China high-speed trains are remarkable – both the trains themselves but also the speed by which China’s authorities have built the rail network.
I am on the train from Shanghai to Beijing, a distance of 1,318 km (1st class ticket: 110 euro). The train is cruising at 304 km/h. On the route, there are only two stops, in Nanjing and Jinan. Leaving from Shanghai’s new Hong Qiao Railway station at 10:00 am, I arrive in Beijing at 2:50 pm, i.e. in 4 hours and 50 minutes. The distance corresponds to the distance between Gothenburg and Stuttgart.
Totally new tracks were built for the trains. For the Shanghai-Beijing track about 130,000 workers were engaged. The work began on April 1, 2008 and commercial traffic began on June 30, 2011. Most of the tracks are elevated on concrete bridges for stability, for avoiding road crossings and for saving farmland. The longest such bridge is 160 km.

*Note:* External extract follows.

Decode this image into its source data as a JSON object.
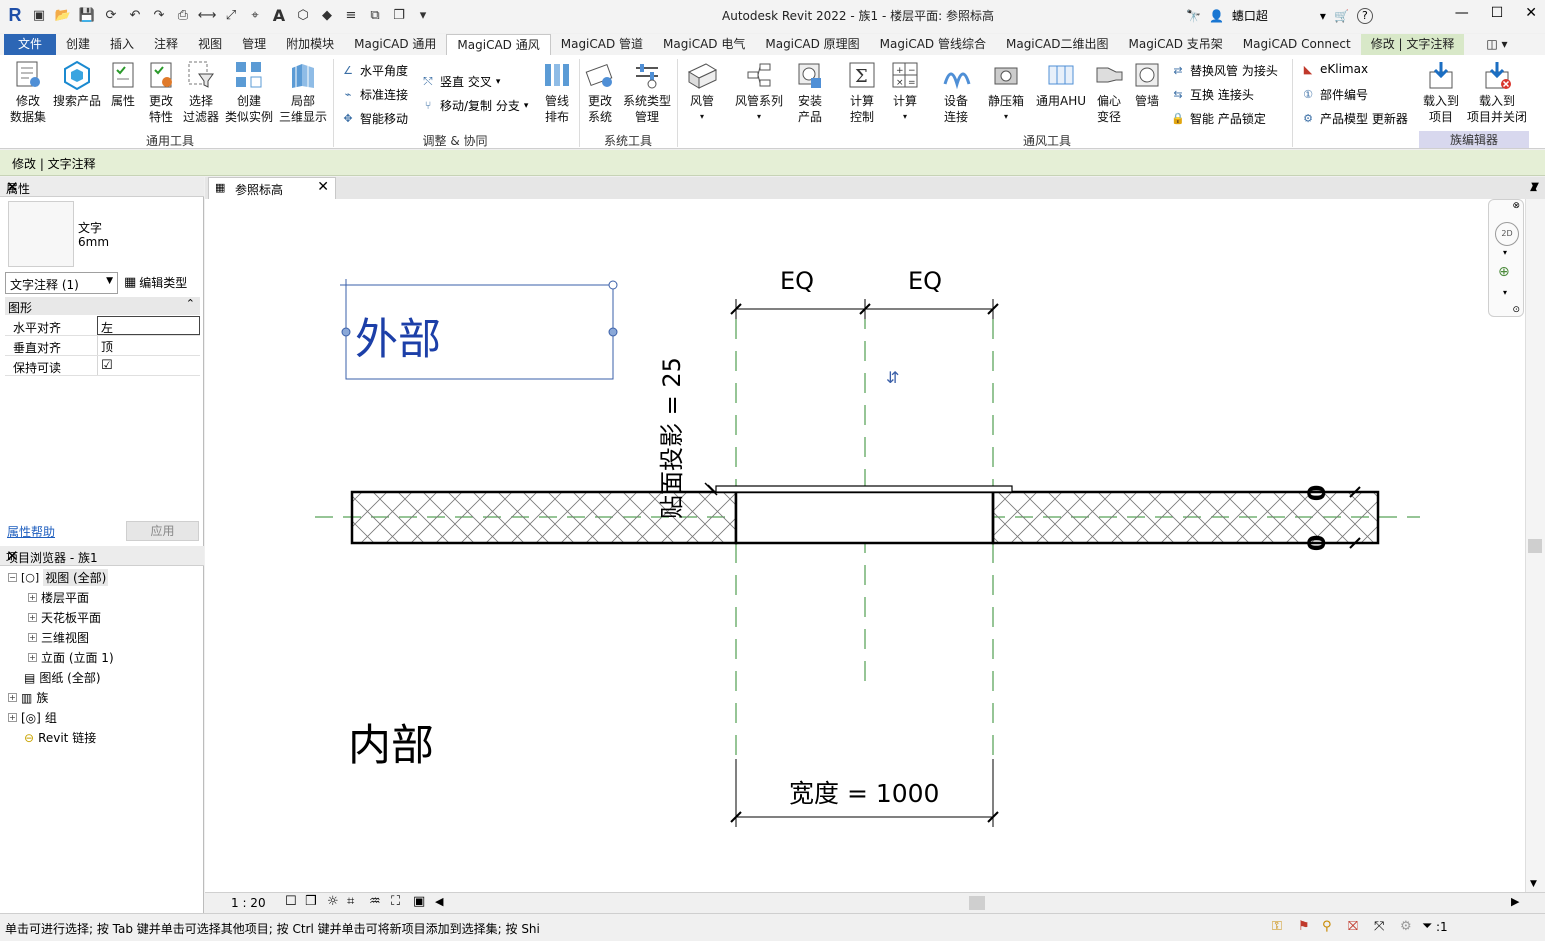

Before the high-speed traffic opened the journey took about ten hours. For businessmen, the usual way to commute was by air. When the high-speed train traffic began the airfares plummeted by 50%. But after a few problems with the train traffic the prices for air tickets went up again.
Actually, the trains are designed for cruising at higher speed, about 380 km/h but after a severe accident in July, 2011, the speed has been limited to just about 300 km/h. The trains have been tested at 487 km/h (without passengers). A further development is design versions that can withstand bitter cold down to -40 C, very useful for the new track that is being planned for the northeast of China.
A few years ago, Chinese authorities made bold statements about the expansion of the network. Even a high-speed train all the way to Bangkok was planned. After some setbacks (technical problems and accidents) and limited commercial success, the plans have been slowed down a bit but they are still there.